I'm a big fan of setting up testing and dev environments from the production backups.

For personal backup of files, I just verify the results are in place. I've checked them once or twice, but honestly, I'm more concerned about my scripts stopping running than they running and not being correct.

That is fine, providing you don't operate in a confidential or regulated environment. :/
Yes, many warnings do apply.
it's not a backup till you test it - just complicated wishful thinking.
As a colleague of mine says: You don't want a backup, you want a restore.
I'm using CrashPlan and I have recovered multiple files over past couple of years, that I either mistakenly deleted or overwritten. I haven't tried any full-scale restore, yet, though.
CrashPlan lost some data of mine in 2013 from querying a corrupted Volume Shadow Copy Services database on Windows. (At least, that was their explanation. I'm surprised that their client did not independently verify the data after it was uploaded.)

I moved off CrashPlan in 2016 because their upload speed continues to be embarrassingly slow outside the US even with deduplication and compression turned off (they have a datacentre where I'm at, but it's for Enterprise customers only).

They also highly recommend having 1GB of RAM for every 1TB backed up, which sounded a bit unreasonable to me.

What did you switch to? Problem with BackBlaze and others is that they delete backups if not connected for 30 days, particularly external drives.
I moved to Acronis True Image when they offered unlimited cloud backups with their 2016 version. They probably couldn't sustain it, because I had to pay a lot more for backups when I wanted to renew in 2017.

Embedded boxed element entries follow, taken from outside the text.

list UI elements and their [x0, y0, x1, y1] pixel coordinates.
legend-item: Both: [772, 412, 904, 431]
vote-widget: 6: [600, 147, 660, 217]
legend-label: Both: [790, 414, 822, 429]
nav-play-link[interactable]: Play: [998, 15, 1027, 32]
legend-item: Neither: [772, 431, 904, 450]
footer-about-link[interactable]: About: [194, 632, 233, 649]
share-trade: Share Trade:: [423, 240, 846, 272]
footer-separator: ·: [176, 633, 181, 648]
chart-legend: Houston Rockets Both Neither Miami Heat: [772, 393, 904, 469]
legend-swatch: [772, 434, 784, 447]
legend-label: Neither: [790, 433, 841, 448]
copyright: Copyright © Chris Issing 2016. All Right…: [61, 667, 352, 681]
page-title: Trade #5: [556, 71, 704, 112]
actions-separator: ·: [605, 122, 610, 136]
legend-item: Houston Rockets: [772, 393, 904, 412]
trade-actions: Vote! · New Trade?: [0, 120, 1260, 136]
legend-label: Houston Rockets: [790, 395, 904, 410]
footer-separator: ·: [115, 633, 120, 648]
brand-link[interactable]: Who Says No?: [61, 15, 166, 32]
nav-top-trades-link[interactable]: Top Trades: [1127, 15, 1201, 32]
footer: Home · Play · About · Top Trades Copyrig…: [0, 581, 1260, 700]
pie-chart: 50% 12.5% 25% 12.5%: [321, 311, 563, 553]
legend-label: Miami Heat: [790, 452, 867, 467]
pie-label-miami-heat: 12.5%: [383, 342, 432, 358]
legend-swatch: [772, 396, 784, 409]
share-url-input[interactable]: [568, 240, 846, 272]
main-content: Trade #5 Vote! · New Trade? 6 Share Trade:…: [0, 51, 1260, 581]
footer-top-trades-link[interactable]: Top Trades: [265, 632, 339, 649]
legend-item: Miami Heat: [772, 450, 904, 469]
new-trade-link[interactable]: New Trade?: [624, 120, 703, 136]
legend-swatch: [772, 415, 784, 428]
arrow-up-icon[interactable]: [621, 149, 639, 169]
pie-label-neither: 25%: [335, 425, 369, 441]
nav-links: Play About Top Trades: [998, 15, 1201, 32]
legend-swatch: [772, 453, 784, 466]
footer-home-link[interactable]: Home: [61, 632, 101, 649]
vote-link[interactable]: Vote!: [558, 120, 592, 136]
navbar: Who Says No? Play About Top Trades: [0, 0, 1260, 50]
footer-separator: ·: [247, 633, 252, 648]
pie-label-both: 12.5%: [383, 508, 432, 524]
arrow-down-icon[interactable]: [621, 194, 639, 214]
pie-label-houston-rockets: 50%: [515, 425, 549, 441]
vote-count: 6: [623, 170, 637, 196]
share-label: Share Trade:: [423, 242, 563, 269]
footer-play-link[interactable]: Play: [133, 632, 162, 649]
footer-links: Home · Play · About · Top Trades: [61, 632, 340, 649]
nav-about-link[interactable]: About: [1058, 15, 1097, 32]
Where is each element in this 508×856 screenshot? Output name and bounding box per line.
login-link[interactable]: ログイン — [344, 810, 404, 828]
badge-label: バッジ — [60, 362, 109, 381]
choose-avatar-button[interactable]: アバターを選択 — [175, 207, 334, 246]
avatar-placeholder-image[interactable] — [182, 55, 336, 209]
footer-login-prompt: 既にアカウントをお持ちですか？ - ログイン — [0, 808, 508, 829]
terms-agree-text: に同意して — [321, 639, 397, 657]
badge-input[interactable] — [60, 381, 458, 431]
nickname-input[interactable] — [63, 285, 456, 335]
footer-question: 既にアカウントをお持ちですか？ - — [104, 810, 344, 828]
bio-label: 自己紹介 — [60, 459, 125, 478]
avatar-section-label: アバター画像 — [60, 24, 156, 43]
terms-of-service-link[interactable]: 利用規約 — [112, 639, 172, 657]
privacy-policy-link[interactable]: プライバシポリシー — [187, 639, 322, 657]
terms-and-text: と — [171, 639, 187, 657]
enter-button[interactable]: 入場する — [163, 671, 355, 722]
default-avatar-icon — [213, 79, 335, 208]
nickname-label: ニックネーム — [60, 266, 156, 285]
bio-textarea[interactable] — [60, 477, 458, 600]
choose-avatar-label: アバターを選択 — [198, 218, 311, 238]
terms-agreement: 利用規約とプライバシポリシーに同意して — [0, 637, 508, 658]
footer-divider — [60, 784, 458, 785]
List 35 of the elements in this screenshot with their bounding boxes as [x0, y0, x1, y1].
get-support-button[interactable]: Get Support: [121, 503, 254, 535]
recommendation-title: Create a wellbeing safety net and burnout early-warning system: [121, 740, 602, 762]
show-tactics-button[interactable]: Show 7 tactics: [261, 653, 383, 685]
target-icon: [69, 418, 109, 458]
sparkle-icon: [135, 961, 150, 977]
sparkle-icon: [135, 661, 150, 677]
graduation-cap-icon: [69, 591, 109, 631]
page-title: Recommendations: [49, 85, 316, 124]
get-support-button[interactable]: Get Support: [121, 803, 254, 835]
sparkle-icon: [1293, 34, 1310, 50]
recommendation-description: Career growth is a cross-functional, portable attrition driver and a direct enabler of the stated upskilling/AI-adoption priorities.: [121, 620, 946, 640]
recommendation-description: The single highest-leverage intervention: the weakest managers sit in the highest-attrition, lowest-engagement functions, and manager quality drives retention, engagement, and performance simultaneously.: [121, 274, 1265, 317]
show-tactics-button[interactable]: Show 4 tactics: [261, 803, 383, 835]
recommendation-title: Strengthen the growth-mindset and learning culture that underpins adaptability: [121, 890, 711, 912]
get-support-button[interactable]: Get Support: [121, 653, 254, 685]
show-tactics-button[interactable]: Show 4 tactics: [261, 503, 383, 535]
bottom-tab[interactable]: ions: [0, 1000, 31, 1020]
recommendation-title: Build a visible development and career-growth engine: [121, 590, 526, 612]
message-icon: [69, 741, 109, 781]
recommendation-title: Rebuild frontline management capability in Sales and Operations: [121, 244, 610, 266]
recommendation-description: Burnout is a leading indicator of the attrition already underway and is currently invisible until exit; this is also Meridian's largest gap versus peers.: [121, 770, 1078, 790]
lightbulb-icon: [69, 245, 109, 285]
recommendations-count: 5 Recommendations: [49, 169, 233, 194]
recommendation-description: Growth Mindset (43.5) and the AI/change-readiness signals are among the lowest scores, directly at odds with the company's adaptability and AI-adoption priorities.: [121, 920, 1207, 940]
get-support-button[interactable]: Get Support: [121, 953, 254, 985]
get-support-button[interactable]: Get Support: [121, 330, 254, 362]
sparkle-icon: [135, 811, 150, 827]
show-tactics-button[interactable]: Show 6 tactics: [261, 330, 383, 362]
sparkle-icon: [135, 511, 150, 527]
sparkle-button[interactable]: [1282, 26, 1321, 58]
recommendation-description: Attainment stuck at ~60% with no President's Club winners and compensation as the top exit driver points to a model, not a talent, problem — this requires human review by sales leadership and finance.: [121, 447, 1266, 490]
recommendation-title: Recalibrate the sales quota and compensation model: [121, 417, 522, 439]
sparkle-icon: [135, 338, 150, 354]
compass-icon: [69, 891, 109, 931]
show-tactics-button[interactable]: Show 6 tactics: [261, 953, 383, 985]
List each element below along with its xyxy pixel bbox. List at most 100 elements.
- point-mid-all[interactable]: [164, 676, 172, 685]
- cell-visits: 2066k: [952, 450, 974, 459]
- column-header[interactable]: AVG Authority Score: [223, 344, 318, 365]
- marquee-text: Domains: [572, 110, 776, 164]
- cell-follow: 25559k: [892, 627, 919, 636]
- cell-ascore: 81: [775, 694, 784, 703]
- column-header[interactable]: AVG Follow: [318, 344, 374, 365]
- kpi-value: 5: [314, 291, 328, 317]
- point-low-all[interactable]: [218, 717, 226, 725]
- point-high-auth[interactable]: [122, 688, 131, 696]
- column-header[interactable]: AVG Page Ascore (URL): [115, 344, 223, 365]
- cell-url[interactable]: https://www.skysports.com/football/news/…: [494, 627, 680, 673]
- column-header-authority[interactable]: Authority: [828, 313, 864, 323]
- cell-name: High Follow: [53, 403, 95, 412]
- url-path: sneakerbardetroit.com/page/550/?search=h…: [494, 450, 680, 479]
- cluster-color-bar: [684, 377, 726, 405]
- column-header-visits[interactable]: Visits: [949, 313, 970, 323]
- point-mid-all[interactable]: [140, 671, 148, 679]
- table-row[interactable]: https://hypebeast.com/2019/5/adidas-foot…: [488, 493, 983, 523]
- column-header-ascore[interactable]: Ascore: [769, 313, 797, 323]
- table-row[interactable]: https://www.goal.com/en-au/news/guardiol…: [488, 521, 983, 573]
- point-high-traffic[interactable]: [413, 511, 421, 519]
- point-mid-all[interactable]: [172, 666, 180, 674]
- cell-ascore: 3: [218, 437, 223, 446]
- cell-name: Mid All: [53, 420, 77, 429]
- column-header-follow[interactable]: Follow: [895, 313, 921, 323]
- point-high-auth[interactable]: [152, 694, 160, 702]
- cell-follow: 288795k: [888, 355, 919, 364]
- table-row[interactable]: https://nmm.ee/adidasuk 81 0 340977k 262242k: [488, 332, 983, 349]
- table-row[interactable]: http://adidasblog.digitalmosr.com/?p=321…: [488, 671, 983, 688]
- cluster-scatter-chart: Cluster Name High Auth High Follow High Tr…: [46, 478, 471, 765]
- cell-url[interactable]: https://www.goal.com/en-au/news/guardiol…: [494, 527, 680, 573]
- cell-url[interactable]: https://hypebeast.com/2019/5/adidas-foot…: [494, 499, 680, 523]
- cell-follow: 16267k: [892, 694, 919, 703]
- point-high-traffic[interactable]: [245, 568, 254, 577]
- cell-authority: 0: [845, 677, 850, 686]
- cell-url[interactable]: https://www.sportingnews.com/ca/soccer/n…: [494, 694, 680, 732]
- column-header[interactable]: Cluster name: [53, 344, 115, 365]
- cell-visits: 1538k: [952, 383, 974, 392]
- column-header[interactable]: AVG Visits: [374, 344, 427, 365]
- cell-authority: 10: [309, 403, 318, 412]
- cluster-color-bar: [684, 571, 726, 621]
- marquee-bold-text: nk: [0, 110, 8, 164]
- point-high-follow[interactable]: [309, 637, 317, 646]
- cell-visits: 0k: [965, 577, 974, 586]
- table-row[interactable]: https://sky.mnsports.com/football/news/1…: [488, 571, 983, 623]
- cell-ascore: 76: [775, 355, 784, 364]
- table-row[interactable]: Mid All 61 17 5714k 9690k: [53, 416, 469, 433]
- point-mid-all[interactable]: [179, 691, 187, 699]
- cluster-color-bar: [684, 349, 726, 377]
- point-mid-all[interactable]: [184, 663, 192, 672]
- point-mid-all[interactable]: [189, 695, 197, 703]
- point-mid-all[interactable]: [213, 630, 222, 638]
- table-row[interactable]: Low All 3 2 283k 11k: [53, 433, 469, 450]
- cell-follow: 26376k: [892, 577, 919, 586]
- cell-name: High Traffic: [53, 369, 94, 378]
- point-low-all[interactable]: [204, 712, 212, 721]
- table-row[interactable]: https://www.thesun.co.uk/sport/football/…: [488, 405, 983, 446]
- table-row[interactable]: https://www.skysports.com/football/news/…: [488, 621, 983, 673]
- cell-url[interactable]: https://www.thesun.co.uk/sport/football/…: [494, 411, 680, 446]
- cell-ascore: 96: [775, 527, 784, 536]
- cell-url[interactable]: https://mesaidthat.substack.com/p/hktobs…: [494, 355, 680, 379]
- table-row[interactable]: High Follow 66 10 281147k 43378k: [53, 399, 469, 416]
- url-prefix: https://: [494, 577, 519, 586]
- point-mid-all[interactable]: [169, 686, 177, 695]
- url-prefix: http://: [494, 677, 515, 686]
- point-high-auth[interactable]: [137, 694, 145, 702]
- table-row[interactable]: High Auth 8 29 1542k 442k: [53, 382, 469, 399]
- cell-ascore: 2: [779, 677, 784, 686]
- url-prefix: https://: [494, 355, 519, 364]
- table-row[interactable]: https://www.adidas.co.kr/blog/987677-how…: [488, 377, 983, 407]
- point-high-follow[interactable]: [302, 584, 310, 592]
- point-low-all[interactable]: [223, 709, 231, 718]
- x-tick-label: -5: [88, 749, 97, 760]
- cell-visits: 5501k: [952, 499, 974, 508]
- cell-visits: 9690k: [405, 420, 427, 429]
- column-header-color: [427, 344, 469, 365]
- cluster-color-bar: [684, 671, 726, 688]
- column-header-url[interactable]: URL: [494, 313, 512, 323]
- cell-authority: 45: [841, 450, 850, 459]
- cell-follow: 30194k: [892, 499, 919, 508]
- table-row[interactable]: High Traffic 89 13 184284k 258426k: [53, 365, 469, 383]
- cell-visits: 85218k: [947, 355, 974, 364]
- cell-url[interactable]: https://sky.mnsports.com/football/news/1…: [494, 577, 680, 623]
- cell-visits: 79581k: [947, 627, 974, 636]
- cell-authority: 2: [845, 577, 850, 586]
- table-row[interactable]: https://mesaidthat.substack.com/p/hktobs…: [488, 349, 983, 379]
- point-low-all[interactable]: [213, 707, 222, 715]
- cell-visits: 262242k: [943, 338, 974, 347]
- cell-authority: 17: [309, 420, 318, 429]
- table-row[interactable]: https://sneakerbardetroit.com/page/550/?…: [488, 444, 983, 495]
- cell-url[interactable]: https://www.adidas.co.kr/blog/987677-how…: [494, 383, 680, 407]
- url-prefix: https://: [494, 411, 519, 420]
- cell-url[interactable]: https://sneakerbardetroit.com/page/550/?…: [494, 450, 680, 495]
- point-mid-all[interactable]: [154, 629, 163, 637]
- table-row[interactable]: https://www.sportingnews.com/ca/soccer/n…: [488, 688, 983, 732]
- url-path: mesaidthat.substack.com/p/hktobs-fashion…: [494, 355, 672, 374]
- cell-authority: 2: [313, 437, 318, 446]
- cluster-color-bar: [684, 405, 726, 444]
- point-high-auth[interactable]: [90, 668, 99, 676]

Now, I'm using both Arq and Synology's Hyper Backup with Amazon Cloud Drive. One of the problems I foresee is that while Amazon doesn't care how much data one stores in Cloud Drive, they have suspended users for downloading past an arbitrary limit in a certain period of time — so full restores might not be possible.

Do you work at Gitlab ? :)
too soon
".. do you actually TEST those backups?"

yes (of course), see my post above.

I have used time machine repeatedly to restore lost or damaged files. I also replaced harddrives several times and played back my carbon copy clone. It boots and I have never missed a file in years.

This is one thing i like about doing content addressed storage. I've been toying with my own implementation, quite similar to Camlistore.

The net result is it's super simple to verify an entire datastore as being valid or not.

I have restored files from BB multiple times. It is a great solution for non technical ppl or offices that have at least 24Mbps connections up/down.
what happened to the backblaze backup?
Interesting question. I wonder if it was prior to when BB moved to the "direct wire" architecture in Storage Pod 4.0.